AIA: Machine Vision Checks Truck Frames
Magna International's Canadian chassis plant in Milton, Ontario, uses advanced hydroforming presses, tube bending machines and robotic welding cells to manufacture truck frames and chassis for DaimlerChrysler and other customers. The frames have dozens of studs and holes-often more than 100-that are critical to their function in the completed vehicle. When holes or studs are missing or located in the wrong position on the frame, final assembly line productivity decreases and line cycle time increases-costing thousands of dollars in downtime and repairs.
To ensure that it ships only defect-free components, Magna International uses an Inspection.IQ machine vision system installed by Siempelkamp Canada Inc. (Cambridge, Ontario). The system is located at its own station at the end of the highly automated robotic welding line. It employs more than 50 machine vision cameras and 80 light sources for quick, noncontact frame inspection.
As part of the process, the system logs each truck frame inspection into a database, complete with a unique identification number. These files create an inspection history where, if required, inspection results and a bitmap image for every frame can be retrieved and viewed. This allows Magna and its customers to meet the requirements of the U.S. government's Transportation Recall Enhancement, Accountability and Documentation (TREAD) act. The legislation requires motor vehicle equipment manufacturers to submit information that will help the government identify defects related to automotive safety.
In implementing the system, Magna had to ensure that the cameras would not be affected by the harsh plant floor environment. Specific problems included airborne dirt, oil and dust particles, along with vibration and electrical interference from nearby heavy welding equipment. Siempelkamp used specialized optics to compensate for ambient light interference and custom-designed lighting to reduce optical noise.
Another challenge was configuring the many cameras and lights within the workcell's tight dimensions. Magna solved this problem by using Inspection.IQ 1-inch tubing, which allowed for both floor and ceiling mounting without interfering with the automated frame transfer equipment.

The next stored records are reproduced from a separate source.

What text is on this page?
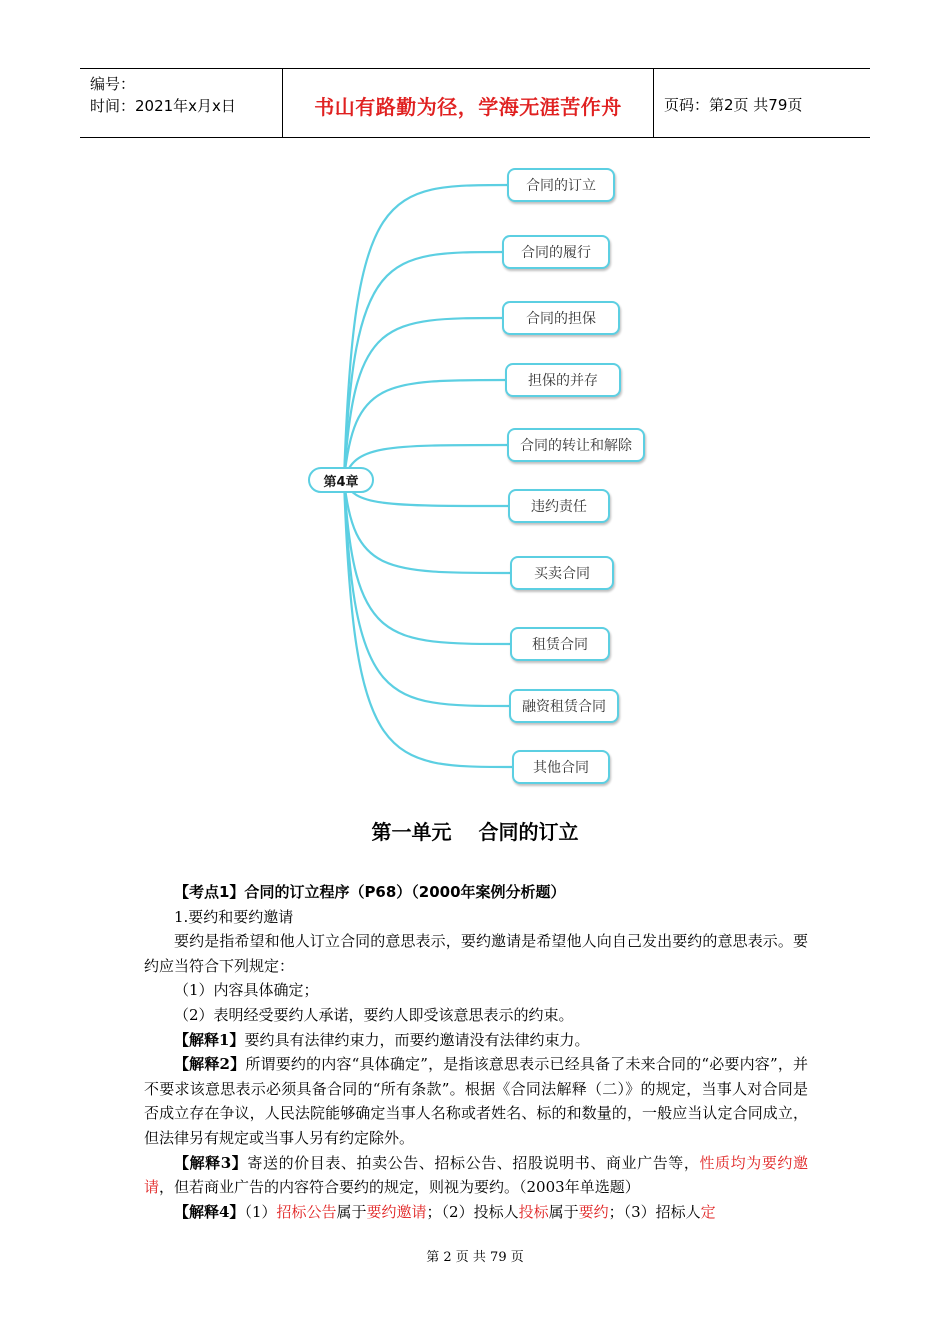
编号：
时间：2021年x月x日	书山有路勤为径，学海无涯苦作舟	页码：第2页 共79页
第4章
合同的订立
合同的履行
合同的担保
担保的并存
合同的转让和解除
违约责任
买卖合同
租赁合同
融资租赁合同
其他合同
第一单元 合同的订立

【考点1】合同的订立程序（P68）（2000年案例分析题）

1.要约和要约邀请

要约是指希望和他人订立合同的意思表示，要约邀请是希望他人向自己发出要约的意思表示。要约应当符合下列规定：

（1）内容具体确定；

（2）表明经受要约人承诺，要约人即受该意思表示的约束。

【解释1】要约具有法律约束力，而要约邀请没有法律约束力。

【解释2】所谓要约的内容“具体确定”，是指该意思表示已经具备了未来合同的“必要内容”，并不要求该意思表示必须具备合同的“所有条款”。根据《合同法解释（二）》的规定，当事人对合同是否成立存在争议，人民法院能够确定当事人名称或者姓名、标的和数量的，一般应当认定合同成立，但法律另有规定或当事人另有约定除外。

【解释3】寄送的价目表、拍卖公告、招标公告、招股说明书、商业广告等，性质均为要约邀请，但若商业广告的内容符合要约的规定，则视为要约。（2003年单选题）

【解释4】（1）招标公告属于要约邀请；（2）投标人投标属于要约；（3）招标人定

第 2 页 共 79 页
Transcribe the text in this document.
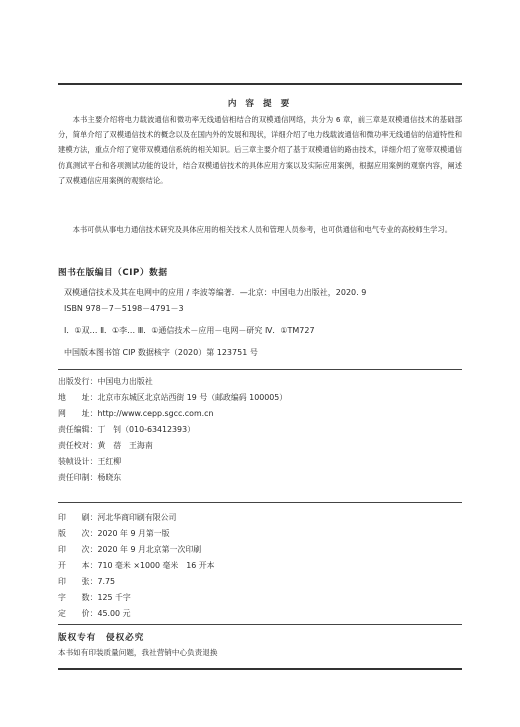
内 容 提 要
本书主要介绍将电力载波通信和微功率无线通信相结合的双模通信网络，共分为 6 章，前三章是双模通信技术的基础部分，简单介绍了双模通信技术的概念以及在国内外的发展和现状，详细介绍了电力线载波通信和微功率无线通信的信道特性和建模方法，重点介绍了宽带双模通信系统的相关知识。后三章主要介绍了基于双模通信的路由技术，详细介绍了宽带双模通信仿真测试平台和各项测试功能的设计，结合双模通信技术的具体应用方案以及实际应用案例，根据应用案例的观察内容，阐述了双模通信应用案例的观察结论。
本书可供从事电力通信技术研究及具体应用的相关技术人员和管理人员参考，也可供通信和电气专业的高校师生学习。
图书在版编目（CIP）数据
双模通信技术及其在电网中的应用 / 李波等编著．—北京：中国电力出版社，2020. 9
ISBN 978－7－5198－4791－3
Ⅰ．①双… Ⅱ．①李… Ⅲ．①通信技术－应用－电网－研究 Ⅳ．①TM727
中国版本图书馆 CIP 数据核字（2020）第 123751 号
出版发行：中国电力出版社
地　　址：北京市东城区北京站西街 19 号（邮政编码 100005）
网　　址：http://www.cepp.sgcc.com.cn
责任编辑：丁　钊（010-63412393）
责任校对：黄　蓓　王海南
装帧设计：王红柳
责任印制：杨晓东
印　　刷：河北华商印刷有限公司
版　　次：2020 年 9 月第一版
印　　次：2020 年 9 月北京第一次印刷
开　　本：710 毫米 ×1000 毫米　16 开本
印　　张：7.75
字　　数：125 千字
定　　价：45.00 元
版权专有　侵权必究
本书如有印装质量问题，我社营销中心负责退换
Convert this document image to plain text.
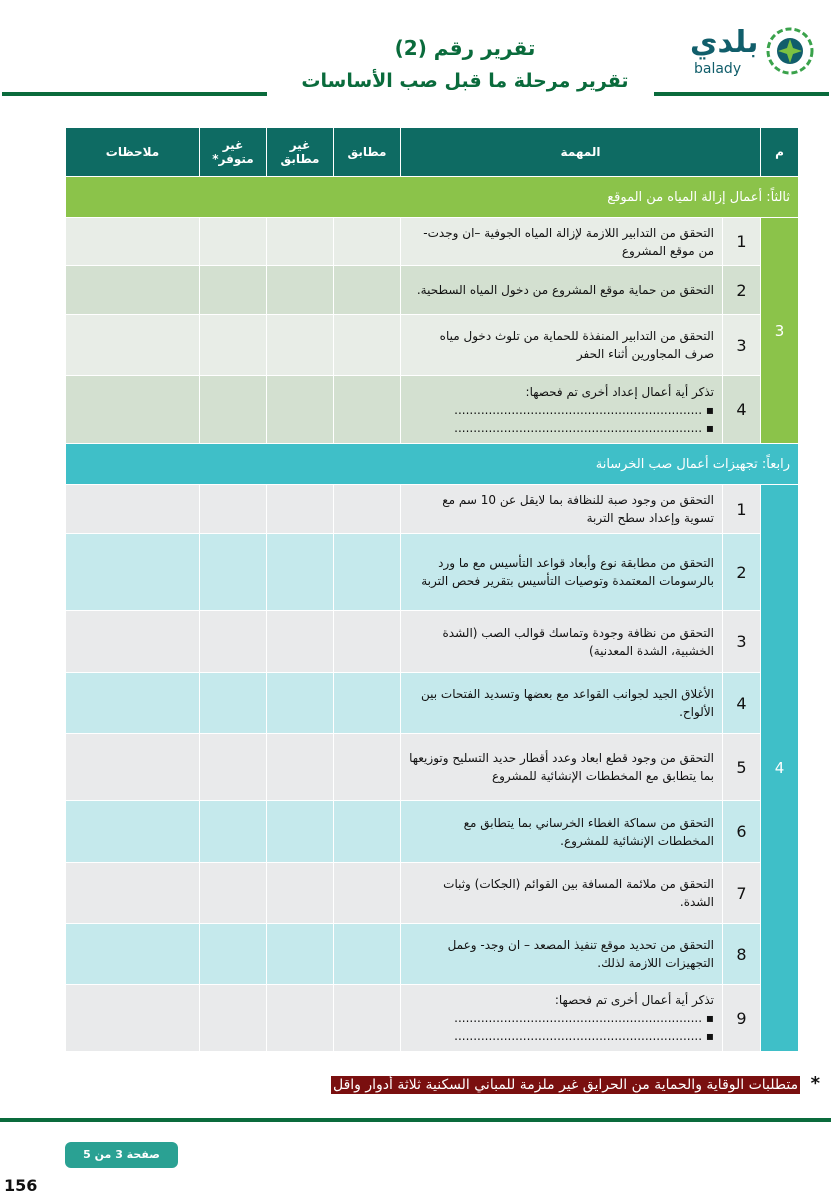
تقرير رقم (2)
تقرير مرحلة ما قبل صب الأساسات
بلدي
balady
م	المهمة		مطابق	غير مطابق	غير متوفر*	ملاحظات
ثالثاً: أعمال إزالة المياه من الموقع						
3	1	التحقق من التدابير اللازمة لإزالة المياه الجوفية –ان وجدت- من موقع المشروع				
	2	التحقق من حماية موقع المشروع من دخول المياه السطحية.				
	3	التحقق من التدابير المنفذة للحماية من تلوث دخول مياه صرف المجاورين أثناء الحفر				
	4	تذكر أية أعمال إعداد أخرى تم فحصها:
▪ .................................................................
▪ .................................................................				

رابعاً: تجهيزات أعمال صب الخرسانة						
4	1	التحقق من وجود صبة للنظافة بما لايقل عن 10 سم مع تسوية وإعداد سطح التربة				
	2	التحقق من مطابقة نوع وأبعاد قواعد التأسيس مع ما ورد بالرسومات المعتمدة وتوصيات التأسيس بتقرير فحص التربة				
	3	التحقق من نظافة وجودة وتماسك قوالب الصب (الشدة الخشبية، الشدة المعدنية)				
	4	الأغلاق الجيد لجوانب القواعد مع بعضها وتسديد الفتحات بين الألواح.				
	5	التحقق من وجود قطع ابعاد وعدد أقطار حديد التسليح وتوزيعها بما يتطابق مع المخططات الإنشائية للمشروع				
	6	التحقق من سماكة الغطاء الخرساني بما يتطابق مع المخططات الإنشائية للمشروع.				
	7	التحقق من ملائمة المسافة بين القوائم (الجكات) وثبات الشدة.				
	8	التحقق من تحديد موقع تنفيذ المصعد – ان وجد- وعمل التجهيزات اللازمة لذلك.				
	9	تذكر أية أعمال أخرى تم فحصها:
▪ .................................................................
▪ .................................................................				

* متطلبات الوقاية والحماية من الحرايق غير ملزمة للمباني السكنية ثلاثة أدوار واقل
صفحة 3 من 5
156
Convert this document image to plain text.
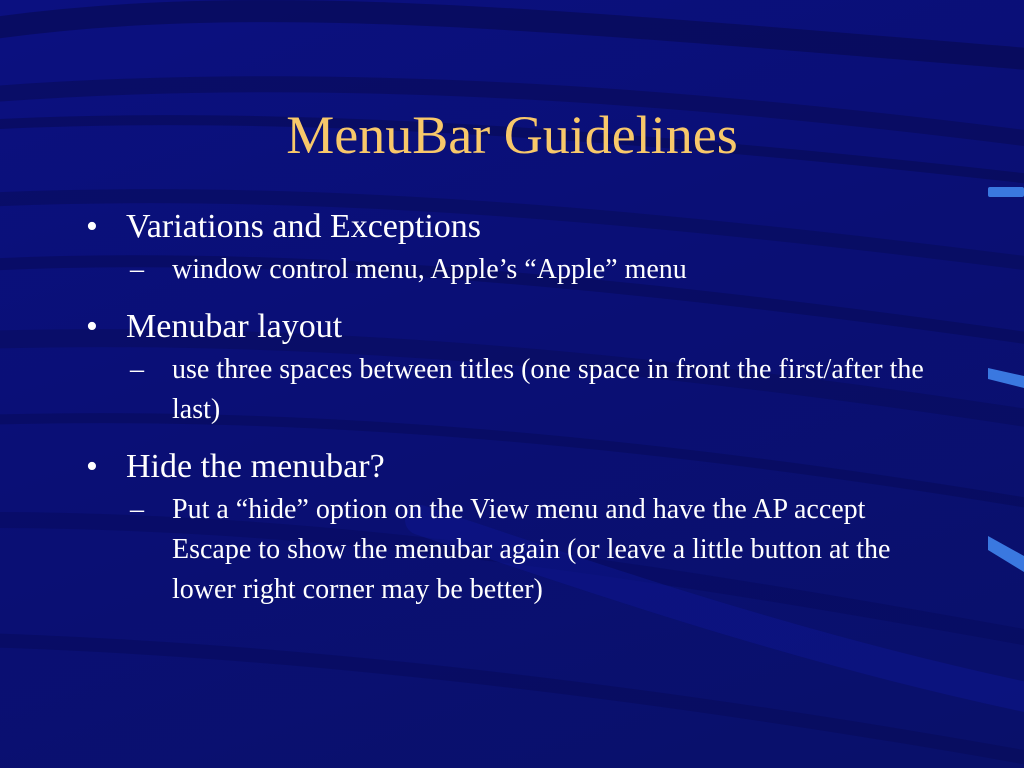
MenuBar Guidelines
• Variations and Exceptions
– window control menu, Apple’s “Apple” menu
• Menubar layout
– use three spaces between titles (one space in front the first/after the last)
• Hide the menubar?
– Put a “hide” option on the View menu and have the AP accept Escape to show the menubar again (or leave a little button at the lower right corner may be better)
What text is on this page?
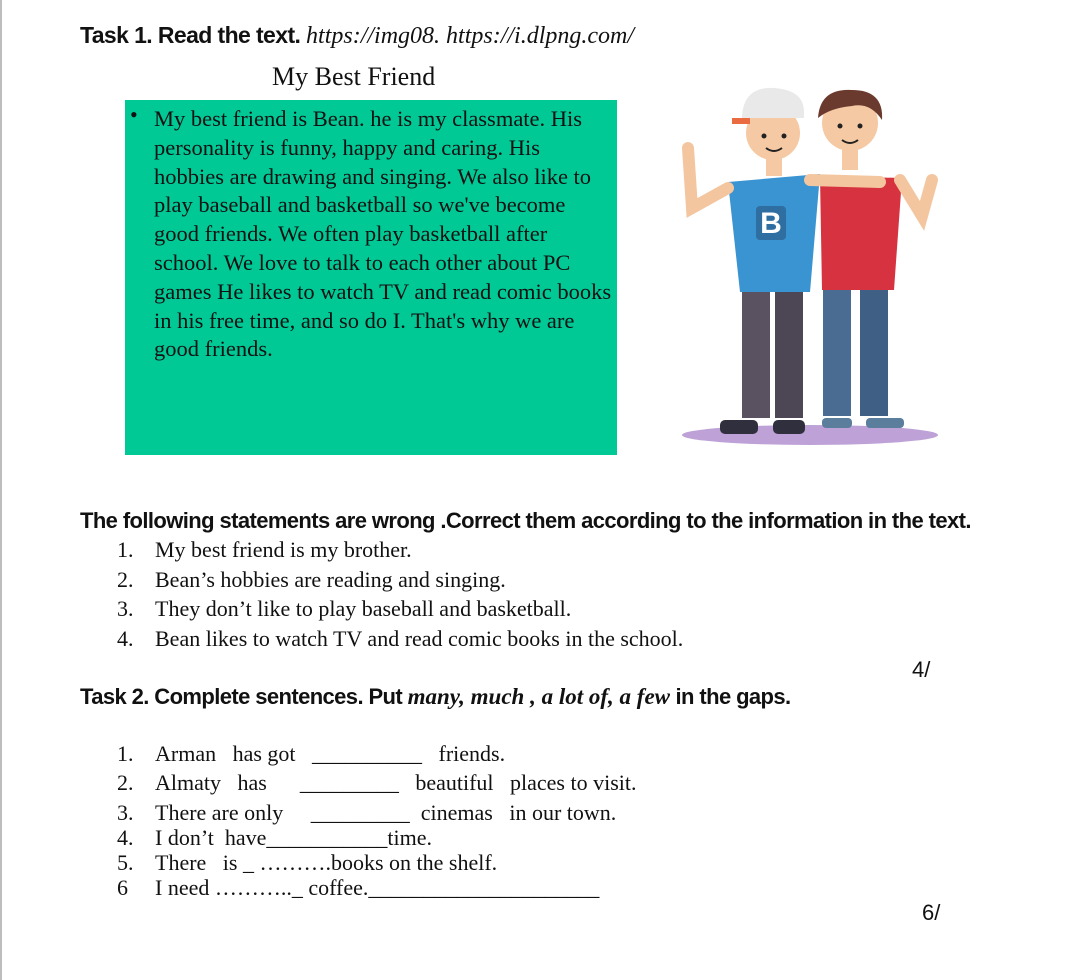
Task 1. Read the text. https://img08. https://i.dlpng.com/
My Best Friend
• My best friend is Bean. he is my classmate. His personality is funny, happy and caring. His hobbies are drawing and singing. We also like to play baseball and basketball so we've become good friends. We often play basketball after school. We love to talk to each other about PC games He likes to watch TV and read comic books in his free time, and so do I. That's why we are good friends.
B
The following statements are wrong .Correct them according to the information in the text.
1. My best friend is my brother.
2. Bean’s hobbies are reading and singing.
3. They don’t like to play baseball and basketball.
4. Bean likes to watch TV and read comic books in the school.
4/
Task 2. Complete sentences. Put many, much , a lot of, a few in the gaps.
1. Arman   has got   __________   friends.
2. Almaty   has      _________   beautiful   places to visit.
3. There are only     _________  cinemas   in our town.
4. I don’t  have___________time.
5. There   is _ ……….books on the shelf.
6 I need ……….._ coffee._____________________
6/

Finally, there was the challenge of the complexity of the truck frames being inspected. Part shape, reflectivity, color, size, location, station layout, part transfer speed and cycle time all influence a vision inspection system. Because Inspection.IQ allows for up to 64 cameras with a host of configurable parameters, Magna was able to fine-tune the system to allow for the size and complex geometries of the frames.
Looking toward the future, Magna has the option of adding more cameras and lights to the existing configuration, should new holes or features be added to the product line.